Karena riuhnya melibatkan jutaan orang, tanpa sadar mereka meninggalkan berjuta jejak digital per menit. ”Jadi, hati-hati, biasakan koreksi sebelum tinggalkan jejak digitalmu di dunia digital setiap menit. Karena kalau terlalu sering nebar jejak negatif, itu memperburuk masa depanmu,” ujar Ahmad Nasir, CEO DOT Studio, sebuah perusahan content creator.
Jarimu kini harimaumu, lanjut Nasir. ”Jangan sampai gara-gara buruknya jejak digital yang Anda tinggal, bikin sial di masa depan. Sebab, banyak manajer HRD saat ini mengecek rekam jejak pelamar di dunia digital ketika ia melamar kerja. Hati-hati jangan asal posting,” jelasnya.
Ahmad Nasir mengurai info tersebut saat tampil dalam webinar yang digelar Kementerian Kominfo bersama Debindo untuk wilayah Kabupaten Magelang, 11 Juni lalu dengan 150-an peserta lintas profesi.

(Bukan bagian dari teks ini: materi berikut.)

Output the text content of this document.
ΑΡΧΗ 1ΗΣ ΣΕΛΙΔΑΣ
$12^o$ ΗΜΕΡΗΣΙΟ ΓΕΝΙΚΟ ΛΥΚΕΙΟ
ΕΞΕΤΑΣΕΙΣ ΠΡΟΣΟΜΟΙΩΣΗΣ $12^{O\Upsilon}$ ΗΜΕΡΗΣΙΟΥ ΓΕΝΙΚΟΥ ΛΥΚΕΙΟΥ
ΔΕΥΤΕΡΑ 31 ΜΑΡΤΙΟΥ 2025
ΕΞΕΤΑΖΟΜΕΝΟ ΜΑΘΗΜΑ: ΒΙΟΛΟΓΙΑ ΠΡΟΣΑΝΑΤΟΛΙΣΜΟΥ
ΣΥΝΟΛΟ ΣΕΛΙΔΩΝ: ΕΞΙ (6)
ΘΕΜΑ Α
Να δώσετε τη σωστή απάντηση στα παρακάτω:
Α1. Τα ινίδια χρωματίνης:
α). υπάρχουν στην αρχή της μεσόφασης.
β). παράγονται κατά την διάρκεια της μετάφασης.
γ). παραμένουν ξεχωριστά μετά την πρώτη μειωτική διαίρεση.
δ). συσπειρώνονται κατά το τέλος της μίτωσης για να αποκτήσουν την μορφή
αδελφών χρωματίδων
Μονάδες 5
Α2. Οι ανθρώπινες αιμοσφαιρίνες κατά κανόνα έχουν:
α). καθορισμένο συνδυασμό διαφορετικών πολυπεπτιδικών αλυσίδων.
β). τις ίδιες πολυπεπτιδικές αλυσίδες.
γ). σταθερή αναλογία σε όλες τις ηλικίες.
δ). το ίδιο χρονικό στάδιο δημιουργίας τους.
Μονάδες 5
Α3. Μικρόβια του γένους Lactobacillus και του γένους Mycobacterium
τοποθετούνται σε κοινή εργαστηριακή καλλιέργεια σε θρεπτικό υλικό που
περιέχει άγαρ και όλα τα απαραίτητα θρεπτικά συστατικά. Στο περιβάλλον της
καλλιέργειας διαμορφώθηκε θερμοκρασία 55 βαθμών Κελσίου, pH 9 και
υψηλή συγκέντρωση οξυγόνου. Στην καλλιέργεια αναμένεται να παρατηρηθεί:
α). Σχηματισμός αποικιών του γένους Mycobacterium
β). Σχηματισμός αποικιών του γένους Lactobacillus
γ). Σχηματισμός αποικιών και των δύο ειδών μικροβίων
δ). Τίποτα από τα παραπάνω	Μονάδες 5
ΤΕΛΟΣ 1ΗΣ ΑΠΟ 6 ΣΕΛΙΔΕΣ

Dimoderatori Tomy Romahorbo, webinar bertema ”Komunikasi Masa yang Sehat di Era Digital” itu juga menampilkan narasumber lain, yakni Denik Iswardani Witart (dosen Universitas Budi Luhur), Yoshe Angela (konsultan dari Kaizen Room), Muhamad Mustafed dari Universitas NU Yogyakarta dan dan key opinion leader Reza Tama.

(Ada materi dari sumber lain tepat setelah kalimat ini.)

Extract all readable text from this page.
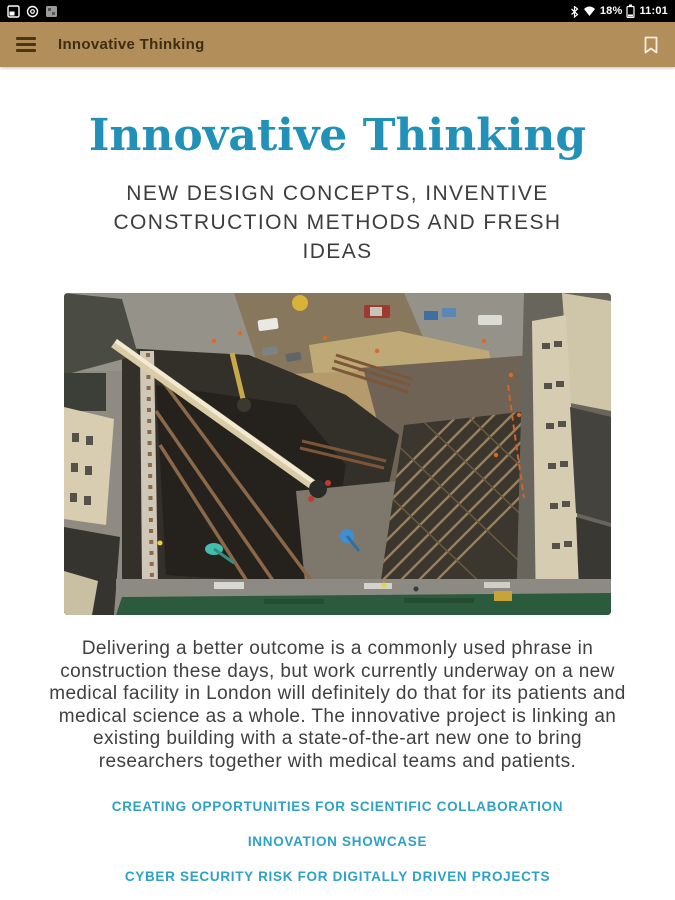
18% 11:01
Innovative Thinking
Innovative Thinking
NEW DESIGN CONCEPTS, INVENTIVE CONSTRUCTION METHODS AND FRESH IDEAS

Delivering a better outcome is a commonly used phrase in construction these days, but work currently underway on a new medical facility in London will definitely do that for its patients and medical science as a whole. The innovative project is linking an existing building with a state-of-the-art new one to bring researchers together with medical teams and patients.

CREATING OPPORTUNITIES FOR SCIENTIFIC COLLABORATION
INNOVATION SHOWCASE
CYBER SECURITY RISK FOR DIGITALLY DRIVEN PROJECTS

Salah satu hal yang tidak nyaman menyangkut citra netizen Indonesia dewasa ini, menurut Denik Iswardani, yakni hasil survei Microsoft yang menyebut netizen Indonesia paling tidak sopan se-Asia Tenggara. Citra itu menjadi tanggung jawab kita bersama untuk memulihkannya, antara lain dengan mengubah perilaku bergaul di dunia maya.
”Ada babi ngepet yang belum terang infonya, sudah viral. Kalau semua menyadari hal seperti itu sebagai tanggung jawab bersama, citra ke depan rasanya akan lebih mudah dipulihkan,” ujar Denik.

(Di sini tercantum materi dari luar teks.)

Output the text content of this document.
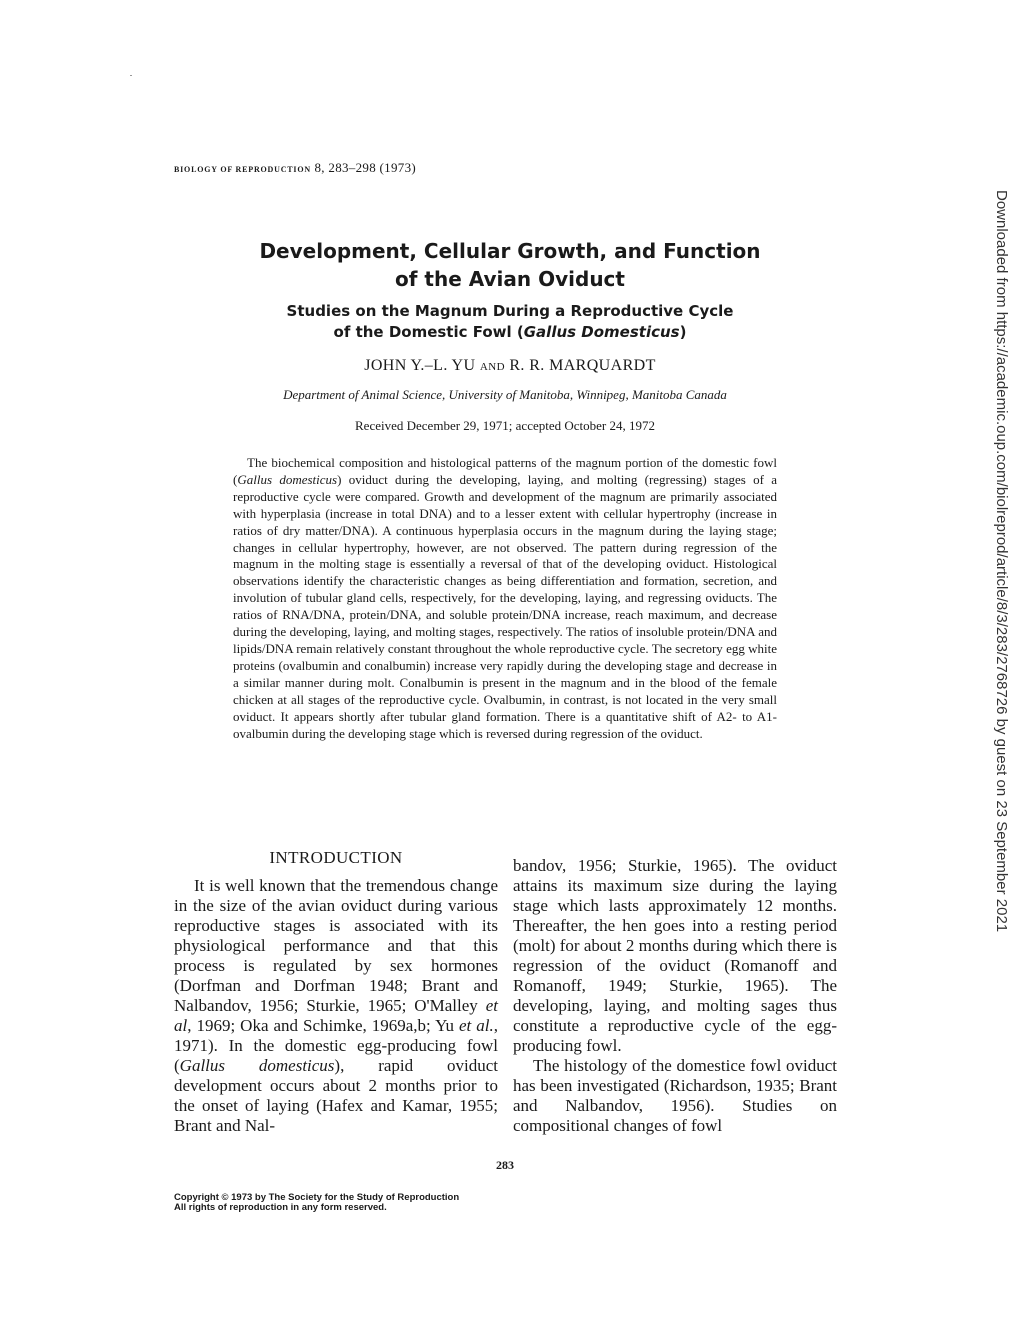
BIOLOGY OF REPRODUCTION 8, 283–298 (1973)
Development, Cellular Growth, and Function
of the Avian Oviduct
Studies on the Magnum During a Reproductive Cycle
of the Domestic Fowl (Gallus Domesticus)
JOHN Y.–L. YU AND R. R. MARQUARDT
Department of Animal Science, University of Manitoba, Winnipeg, Manitoba Canada
Received December 29, 1971; accepted October 24, 1972
The biochemical composition and histological patterns of the magnum portion of the domestic fowl (Gallus domesticus) oviduct during the developing, laying, and molting (regressing) stages of a reproductive cycle were compared. Growth and development of the magnum are primarily associated with hyperplasia (increase in total DNA) and to a lesser extent with cellular hypertrophy (increase in ratios of dry matter/DNA). A continuous hyperplasia occurs in the magnum during the laying stage; changes in cellular hypertrophy, however, are not observed. The pattern during regression of the magnum in the molting stage is essentially a reversal of that of the developing oviduct. Histological observations identify the characteristic changes as being differentiation and formation, secretion, and involution of tubular gland cells, respectively, for the developing, laying, and regressing oviducts. The ratios of RNA/DNA, protein/DNA, and soluble protein/DNA increase, reach maximum, and decrease during the developing, laying, and molting stages, respectively. The ratios of insoluble protein/DNA and lipids/DNA remain relatively constant throughout the whole reproductive cycle. The secretory egg white proteins (ovalbumin and conalbumin) increase very rapidly during the developing stage and decrease in a similar manner during molt. Conalbumin is present in the magnum and in the blood of the female chicken at all stages of the reproductive cycle. Ovalbumin, in contrast, is not located in the very small oviduct. It appears shortly after tubular gland formation. There is a quantitative shift of A2- to A1-ovalbumin during the developing stage which is reversed during regression of the oviduct.
INTRODUCTION

It is well known that the tremendous change in the size of the avian oviduct during various reproductive stages is associated with its physiological performance and that this process is regulated by sex hormones (Dorfman and Dorfman 1948; Brant and Nalbandov, 1956; Sturkie, 1965; O'Malley et al, 1969; Oka and Schimke, 1969a,b; Yu et al., 1971). In the domestic egg-producing fowl (Gallus domesticus), rapid oviduct development occurs about 2 months prior to the onset of laying (Hafex and Kamar, 1955; Brant and Nal-

bandov, 1956; Sturkie, 1965). The oviduct attains its maximum size during the laying stage which lasts approximately 12 months. Thereafter, the hen goes into a resting period (molt) for about 2 months during which there is regression of the oviduct (Romanoff and Romanoff, 1949; Sturkie, 1965). The developing, laying, and molting sages thus constitute a reproductive cycle of the egg-producing fowl.

The histology of the domestice fowl oviduct has been investigated (Richardson, 1935; Brant and Nalbandov, 1956). Studies on compositional changes of fowl

283
Copyright © 1973 by The Society for the Study of Reproduction
All rights of reproduction in any form reserved.
Downloaded from https://academic.oup.com/biolreprod/article/8/3/283/2768726 by guest on 23 September 2021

Tanggung jawab dalam media komunikasi massa, tentu punya pranata masing-masing. Prof. Bagir Manan, mantan ketua Dewan Pers, menyatakan bahwa pers bertanggungjawab untuk tetap bisa sehat. Ciri khas pers yang sehat adalah bebas dan merdeka menyampaikan pemberitaannya tanpa tekanan, baik dari kekuasaan maupun pemilik modal. Tanpa syarat itu, pers tidak bisa dikategorikan sebagai pers sehat.
Sedangkan warga netizen, dalam menyebarluaskan informasi konten yang mereka buat, ada tatakrama yang mesti dihormati bersama sebagai sebuah netiked. ”Kalau netizen bisa menjaga tatakrama, tidak akan muncul citra netizen Indonesia seburuk hasil survei Microsoft tempo hari,” papar Muh. Mustafed dari Universitas NU Yogyakarta, serius.
Sementara itu, menurut Yoshe Angela dari Kazien Room, hadirnya beragam aplikasi dan platform di dunia digital membuat semua orang bisa menjadi content creator yang menarik dan produktif. Kini tinggal konten yang kita posting itu bermanfaat atau malah berpeluang merusak kebhinekaan kita dalam berbangsa.
”Kuncinya, biasakan selalu membikin second opinion pada senior dan pelaku lama yang lebih berpengalaman. Jangan berpikir ’yang penting viral’ tapi tak bermanfaat, mubazir aja kontennya,” ungkap Yoshe.
Jadi? Mengingat begitu cepatnya perubahan media massa digital saat ini, para pengguna yang lintas generasi mesti mau selalu meng-upgrade informasi dan skill hardware software dunia digital.
”Kita juga harus mau terus belajar. Karena, ke depan begitu banyak peluang kerja digital yang muncul dengan ketrampilan baru itu. Sayang kalau tidak kita ambil peluangnya, karena skill digital kita belum di-upgrade,” pesan Reza Tama.